Girl with a Pearl Earring
Theatre Royal Haymarket
Waste
Almeida
Creditors
Donmar
At the Almeida there’s a handsome revival of Harley Granville Barker’s 1930s political drama, Waste. Henry Trebell is a rising star whose career falters after a fling with a married lover results in an unwanted pregnancy. These elements are set out lucidly and intelligently, but the background details puzzled me. Henry, the great hope of the opposition party, has a pet scheme to disestablish the Church of England and turn its deconsecrated buildings into a new generation of pioneering schools. What? No government-in-waiting would place such a needlessly disruptive measure at the heart of its manifesto. And Church reform could never be the issue that propels a statesman to eminence. Granville Barker’s political radar isn’t half as acute as his supporters think. But his repartee always sparkles, if it doesn’t quite dazzle, and he parades a memorable array of pushy MPs and country-house plotters.

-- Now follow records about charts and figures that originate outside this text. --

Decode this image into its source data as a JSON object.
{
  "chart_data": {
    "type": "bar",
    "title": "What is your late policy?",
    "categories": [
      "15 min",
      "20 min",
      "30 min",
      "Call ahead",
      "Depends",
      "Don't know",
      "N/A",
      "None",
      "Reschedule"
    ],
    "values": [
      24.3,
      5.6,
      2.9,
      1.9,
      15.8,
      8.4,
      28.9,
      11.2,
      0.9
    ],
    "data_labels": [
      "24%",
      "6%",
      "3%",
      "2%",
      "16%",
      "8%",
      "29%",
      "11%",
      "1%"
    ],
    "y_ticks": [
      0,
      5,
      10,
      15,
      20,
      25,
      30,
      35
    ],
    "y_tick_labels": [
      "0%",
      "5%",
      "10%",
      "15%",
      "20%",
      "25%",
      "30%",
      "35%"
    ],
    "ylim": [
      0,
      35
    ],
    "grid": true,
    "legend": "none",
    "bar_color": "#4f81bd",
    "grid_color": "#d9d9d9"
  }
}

Nancy Carroll’s unstable needy Amy is movingly done and Phoebe Nicholls is superb as Henry’s solemn, adoring sister. The centre of the play is the complex, compromised Henry, a clever misogynistic super-wonk. Will Keen’s wheedling cold-kipper performance gets us two thirds of the way there but we never like this Henry, let alone love him, and it’s hard to see how his colleagues could regard such a back-room smart alec as a ‘political genius’. Even useless politicians have a touch of warmth, humour and amiability. This is an admirable production very much in the Peter Hall tradition of ‘Mondeo Theatre’, pleasingly presented, mechanically sound, faultlessly acted and rather short of surprises. The last act drags (the writer’s fault entirely) as Granville Barker tries, and fails, to give his neat, eloquent English play some of the dreamy poetic depth of Chekhov.